Following the dissolution of the church corporation, a couple donated a plot of land to the church. The couple gave the land partly because they wished to help the church, but also partly because they wanted to take advantage of the tax deduction for such a large gift. The couple asked church officers if the church was a corporation and were told “yes.” The church planned on building a new sanctuary on the donated land, but before it could do so, it had to raise the level of the land. As a result, it erected a sign asking the public to dump fill dirt on the property. Many persons took advantage of this opportunity. Unfortunately, much of the fill contained asphalt and garbage. The local Department of Environmental Quality told the church that the asphalt and garbage had to be removed from the fill. The church removed it at considerable expense, and later sued some of the persons (the defendants) who had dumped the debris. At this time, the church and defendants learned for the first time that the church’s corporate status had been dissolved by the secretary of state. As a result, the defendants asked the trial court to dismiss the church’s lawsuit. The court did so, reasoning that the church could not have accepted the gift of land from the donors because at that time it was not a corporation; and since the church did not acquire ownership of the land, it lacked “standing” to sue the defendants. The church appealed, citing the following provision in the state nonprofit corporation law: “Any restoration of corporate rights pursuant to this chapter relates back to the date the corporation was involuntarily dissolved, and the corporation shall be considered to have been an existing legal entity from the date of its original incorporation.”

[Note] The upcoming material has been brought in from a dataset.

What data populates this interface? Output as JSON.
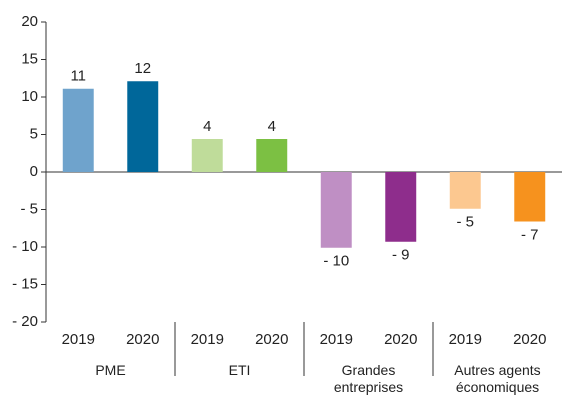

The court noted that the couple donated the property to the church in 2002, three years after the church’s corporate status was dissolved, and that the church’s corporate status was reinstated in 2004 after the church learned of the problem. The court concluded, based on the above-quoted provision in the state nonprofit corporation law, that “we must now treat the church as though it were a legal corporation able to accept donated property in 2002.”
The couple also claimed that their donation should be revoked because they made it with the false understanding that the church was a legal corporation. The church asserted that the couple did not so much intend to make their gift to the church as a corporation, but “to the people of the church,” and that even if they had known that the church was not a corporation, they would still have made their gift. The court applied the “corporation by estoppel” doctrine to resolve the dispute. Under this doctrine, “a person or entity who has contracted with, or otherwise dealt with a company as a corporation is estopped to deny its corporate existence.” The court pointed out that the couple was raising the church’s lack of corporate status solely to avoid the question of liability. It concluded, “It would be inequitable to allow them to escape this possible liability just because the church, acting in good faith, was involuntarily dissolved at the time the possible liability arose.”
Application. This case is important for two reasons. First, it illustrates an important principle of nonprofit corporation law. In many states, churches that are incorporated as nonprofit corporations must file annual reports with the office of secretary of state. Failure to do so may result in a lapse or dissolution of corporate status. However, this case demonstrates that the corporate status of a lapsed church may be “cured” through a reinstatement of corporate status, since reinstatement “related back” to the date of dissolution.
Second, this case indicates that members who donate property or funds to a church may not be able to recover their contribution on the basis of an erroneous assumption that the church was incorporated, since the “corporation by estoppel” theory, which is recognized in most states, precludes such a result. Valley Victory Church v. Sandon, 109 P.3d 273 (Mont. 2005).